大人になれないファーストラバー


「蕾のことよろしくね。」と言い残して、お母さんの気配はドアから離れて行った。



やっぱり蕾のこと心配なんだろうな。
今まで咲之助くんがいたから大丈夫な気がしていたけど、今は蕾を支えてくれる人がいなくなっちゃったから。

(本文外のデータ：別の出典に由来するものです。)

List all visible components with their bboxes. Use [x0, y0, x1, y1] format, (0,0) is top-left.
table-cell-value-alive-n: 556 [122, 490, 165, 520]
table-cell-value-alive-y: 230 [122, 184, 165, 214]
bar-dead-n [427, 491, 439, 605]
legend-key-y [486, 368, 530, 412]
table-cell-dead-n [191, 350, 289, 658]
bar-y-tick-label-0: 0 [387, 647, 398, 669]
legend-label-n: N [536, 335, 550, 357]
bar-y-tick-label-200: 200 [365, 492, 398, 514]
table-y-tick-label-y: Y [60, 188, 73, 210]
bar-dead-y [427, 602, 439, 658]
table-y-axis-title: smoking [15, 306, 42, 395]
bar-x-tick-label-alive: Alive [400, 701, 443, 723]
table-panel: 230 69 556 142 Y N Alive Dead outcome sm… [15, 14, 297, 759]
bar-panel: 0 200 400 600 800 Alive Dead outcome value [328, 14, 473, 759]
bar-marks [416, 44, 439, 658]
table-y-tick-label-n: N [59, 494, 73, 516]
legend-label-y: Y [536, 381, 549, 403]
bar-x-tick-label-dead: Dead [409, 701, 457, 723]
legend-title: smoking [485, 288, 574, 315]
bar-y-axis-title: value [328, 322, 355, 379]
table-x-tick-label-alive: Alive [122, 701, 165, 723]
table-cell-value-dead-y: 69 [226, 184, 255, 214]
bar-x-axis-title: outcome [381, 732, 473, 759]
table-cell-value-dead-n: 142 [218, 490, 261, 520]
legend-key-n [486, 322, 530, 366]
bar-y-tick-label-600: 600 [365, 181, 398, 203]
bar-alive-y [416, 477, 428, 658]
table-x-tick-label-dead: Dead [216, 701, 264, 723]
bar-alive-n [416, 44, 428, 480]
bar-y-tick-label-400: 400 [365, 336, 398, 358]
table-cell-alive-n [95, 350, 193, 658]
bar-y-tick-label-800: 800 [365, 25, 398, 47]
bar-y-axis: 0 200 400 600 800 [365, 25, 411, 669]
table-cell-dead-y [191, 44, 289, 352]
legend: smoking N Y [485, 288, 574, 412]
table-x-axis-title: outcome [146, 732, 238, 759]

咲之助くんの存在って、蕾にとってだけじゃなくて、お母さんにとっても大きかったんだなって感じた。





着て来た部屋着をもう一度着て、蕾の部屋へ向かう。

階段を上がっている最中に、ふと蕾の病気について疑問が浮かんだ。



高1の冬に蕾が2週間ぐらい休んだ時があって。
その時に担任から生徒たちに軽く説明があったものの、あまり詳しくは教えてくれなかった。



"名取はひどい頭痛で2週間ほど来れないそうだ"


と。ほんと、こんな感じで説明って言う説明はなく、軽く済まされたのだ。




蕾がまた学校に来るようになってから話を聞いてみると。

『盲腸だよ。』

って蕾は言った。



盲腸で頭痛はさすがに何かおかしいと思い。
ある日の学校で何か知っていそうな咲之助くんを探していると、ちょうど葉山と話しているところを目にした。


葉山はあのどてかい葉山病院の息子だから、こいつももしかしたら蕾のこと知ってるかも。

と、蕾についての情報を持っていそうな男子二人に近づこうと一歩踏み出そうとした時だった。